A soggy day outside but inside the meeting room of her adopted city’s genealogical society all was warm and fuzzy.
Most press conferences start late. This one didn’t. Either there was time pressure on the room’s allocation, or the organizers were just bursting to get the story out.
In this case it was the latter. The event went on for almost two hours and there were still people around at the end.
This then, was that rare kind of press round up. All in the room were interested to the point of impatience in what was going to transpire beyond the usual professional courtesies.
The off was at three and just about right on that mark, Brian Andersson, keeper of New York City’s historical record, was up and running with the news that Annie Moore never left town, never went west, never got killed by a street car in Texas and is now resting peacefully in an unmarked grave in a Queens cemetery.
Annie’s peace is about to be seriously disturbed.
Megan Smolenyak Smolenyak, the genealogist with the eponymous family trees who led the charge for truth in the Annie Moore story, steered the room through an historical detective story by way of slides.
One of the images was of a New York Times story in 1977. That was the 100 the anniversary of Annie Moore’s birth and the paper of record was wondering if it was possible that Annie was still alive. What stories would she tell, the paper wondered.
Sadly, Annie was long gone by then. But her full story was yet untold.
By the end of Friday’s gathering it had moved on by giant strides in a room where genealogy is king and Annie, for 120 minutes or so, was reigning queen.
A dozen of Annie’s descendents sat in the front as Smolenyak Smolenyak and Andersson unraveled an immigrant tale of Ireland, New York and America.
Annie had arrived in New York on the SS Nevada.

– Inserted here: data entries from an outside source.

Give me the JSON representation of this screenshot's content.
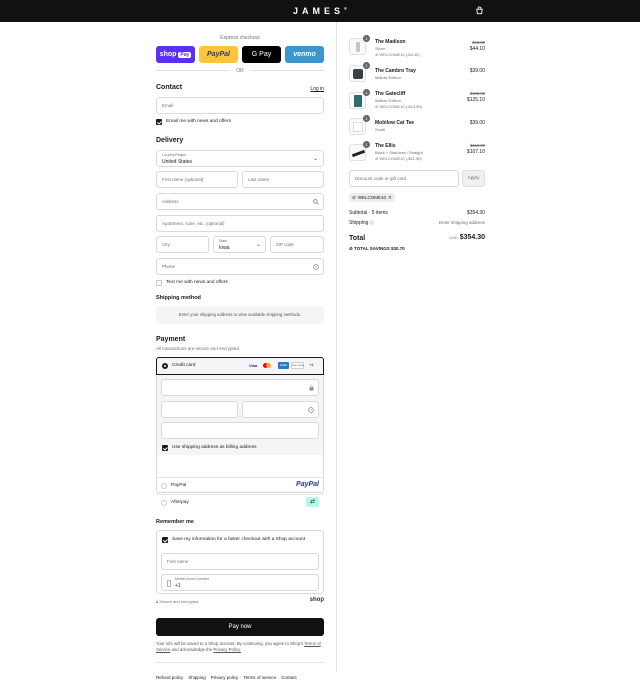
{
  "header": {
    "brand": "JAMES",
    "brand_mark": "®"
  },
  "express": {
    "label": "Express checkout",
    "buttons": [
      {
        "label": "shop",
        "badge": "Pay",
        "color": "#5a31f4"
      },
      {
        "label": "PayPal",
        "color": "#ffc439"
      },
      {
        "label": "G Pay",
        "color": "#000000"
      },
      {
        "label": "venmo",
        "color": "#3d95ce"
      }
    ],
    "or": "OR"
  },
  "contact": {
    "title": "Contact",
    "login": "Log in",
    "email_placeholder": "Email",
    "news_label": "Email me with news and offers"
  },
  "delivery": {
    "title": "Delivery",
    "country_label": "Country/Region",
    "country_value": "United States",
    "first_name": "First name (optional)",
    "last_name": "Last name",
    "address": "Address",
    "apartment": "Apartment, suite, etc. (optional)",
    "city": "City",
    "state_label": "State",
    "state_value": "Iowa",
    "zip": "ZIP code",
    "phone": "Phone",
    "text_label": "Text me with news and offers"
  },
  "shipping": {
    "title": "Shipping method",
    "note": "Enter your shipping address to view available shipping methods."
  },
  "payment": {
    "title": "Payment",
    "subtitle": "All transactions are secure and encrypted.",
    "credit_card": "Credit card",
    "card_brands": [
      "Visa",
      "MC",
      "AMEX",
      "DISCOVER"
    ],
    "more_cards": "+4",
    "billing_label": "Use shipping address as billing address",
    "paypal": "PayPal",
    "paypal_logo": "PayPal",
    "afterpay": "Afterpay"
  },
  "remember": {
    "title": "Remember me",
    "save_label": "Save my information for a faster checkout with a Shop account",
    "first_name": "First name",
    "mobile_label": "Mobile phone number",
    "mobile_value": "+1",
    "secure": "Secure and encrypted",
    "shop_logo": "shop"
  },
  "pay_now": "Pay now",
  "legal": {
    "text1": "Your info will be saved to a Shop account. By continuing, you agree to Shop's",
    "tos": "Terms of Service",
    "text2": "and acknowledge the",
    "privacy": "Privacy Policy."
  },
  "footer_links": [
    "Refund policy",
    "Shipping",
    "Privacy policy",
    "Terms of service",
    "Contact"
  ],
  "cart": {
    "items": [
      {
        "qty": "1",
        "name": "The Madison",
        "variant": "Silver",
        "discount": "WELCOME10 (-$4.40)",
        "old_price": "$48.00",
        "price": "$44.10",
        "thumb_color": "#e9edf0"
      },
      {
        "qty": "1",
        "name": "The Cambro Tray",
        "variant": "Mallow Edition",
        "discount": "",
        "old_price": "",
        "price": "$39.00",
        "thumb_color": "#3a3f44"
      },
      {
        "qty": "1",
        "name": "The Gatecliff",
        "variant": "Mallow Edition",
        "discount": "WELCOME10 (-$13.90)",
        "old_price": "$139.00",
        "price": "$125.10",
        "thumb_color": "#2f6b6b"
      },
      {
        "qty": "1",
        "name": "Mobilow Cat Tee",
        "variant": "Small",
        "discount": "",
        "old_price": "",
        "price": "$39.00",
        "thumb_color": "#f4f4f4"
      },
      {
        "qty": "1",
        "name": "The Ellis",
        "variant": "Black + Stainless / Straight",
        "discount": "WELCOME10 (-$11.90)",
        "old_price": "$119.00",
        "price": "$107.10",
        "thumb_color": "#222222"
      }
    ],
    "discount_placeholder": "Discount code or gift card",
    "apply": "Apply",
    "code": "WELCOME10",
    "subtotal_label": "Subtotal · 5 items",
    "subtotal_value": "$354.30",
    "shipping_label": "Shipping",
    "shipping_value": "Enter shipping address",
    "total_label": "Total",
    "currency": "USD",
    "total_value": "$354.30",
    "savings_label": "TOTAL SAVINGS",
    "savings_value": "$30.70"
  }
}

The ship disgorged its first and second-class passengers at a Manhattan pier. Annie and the steerage passengers were carried to Ellis Island on ferries.
Get this, said Andersson, Annie had made the last short journey on a ferry called the — wait for it — J.E. Moore.

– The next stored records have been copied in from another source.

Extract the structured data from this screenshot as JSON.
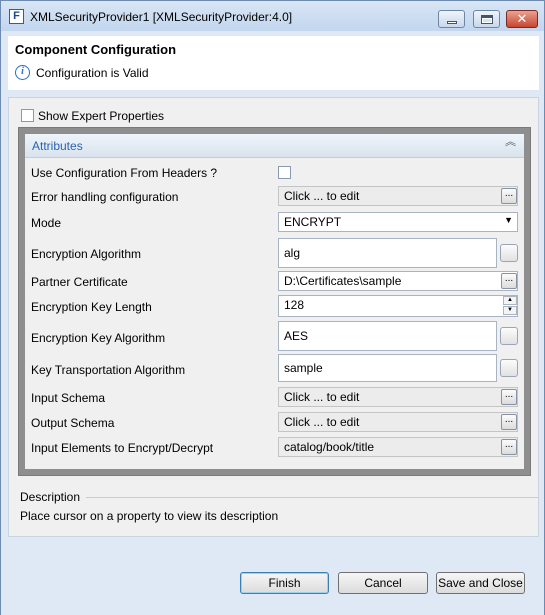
{
  "window": {
    "title": "XMLSecurityProvider1 [XMLSecurityProvider:4.0]",
    "app_icon_letter": "F"
  },
  "header": {
    "title": "Component Configuration",
    "status": "Configuration is Valid"
  },
  "expert": {
    "label": "Show Expert Properties",
    "checked": false
  },
  "attributes": {
    "title": "Attributes",
    "rows": {
      "use_config_headers": {
        "label": "Use Configuration From Headers ?",
        "checked": false
      },
      "error_handling": {
        "label": "Error handling configuration",
        "value": "Click ... to edit"
      },
      "mode": {
        "label": "Mode",
        "value": "ENCRYPT"
      },
      "encryption_algorithm": {
        "label": "Encryption Algorithm",
        "value": "alg"
      },
      "partner_certificate": {
        "label": "Partner Certificate",
        "value": "D:\\Certificates\\sample"
      },
      "encryption_key_length": {
        "label": "Encryption Key Length",
        "value": "128"
      },
      "encryption_key_algorithm": {
        "label": "Encryption Key Algorithm",
        "value": "AES"
      },
      "key_transport_algorithm": {
        "label": "Key Transportation Algorithm",
        "value": "sample"
      },
      "input_schema": {
        "label": "Input Schema",
        "value": "Click ... to edit"
      },
      "output_schema": {
        "label": "Output Schema",
        "value": "Click ... to edit"
      },
      "input_elements": {
        "label": "Input Elements to Encrypt/Decrypt",
        "value": "catalog/book/title"
      }
    },
    "dots": "..."
  },
  "description": {
    "title": "Description",
    "text": "Place cursor on a property to view its description"
  },
  "buttons": {
    "finish": "Finish",
    "cancel": "Cancel",
    "save_close": "Save and Close"
  },
  "colors": {
    "accent": "#2a62b5",
    "window_frame": "#dfe9f5",
    "close_button": "#c8452f"
  },
  "icons": {
    "app": "app-icon",
    "info": "info-icon",
    "minimize": "minimize-icon",
    "maximize": "maximize-icon",
    "close": "close-icon",
    "collapse": "double-chevron-up-icon",
    "dropdown": "dropdown-arrow-icon"
  }
}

Information kept pouring forth, from the podium and the seats. Annie, someone said, had lived in King Street in Cork City before emigrating. Someone else had doubts about that. More work ahead for the Annie fan club.
The family members, some meeting each other for the first time, traded stories and family lore. Photos, some of them borderline daguerreotypes, were produced to astonished gasps and pointed fingers.
Michael Shulman from Maryland, a great grand nephew of Annie, said that all the first names in his family had tended to be Irish sounding, a testimony to “our Irish family.”
Julia Devous, a great granddaughter who had flown in with her sister from Phoenix, could hardly contain her excitement. She was meeting a whole passel of new relatives, descendents of Annie’s brother.
Her father, who had passed away ten years ago, would have been so proud, she said. This was proof positive of his New York and Irish heritage.
It was that kind of gathering. Proof positive met affirmation met pride.
Annie Moore, you had to think, would have been wryly amused. She was famous, then obscure and now famous again.
Such is life; and its aftermath too.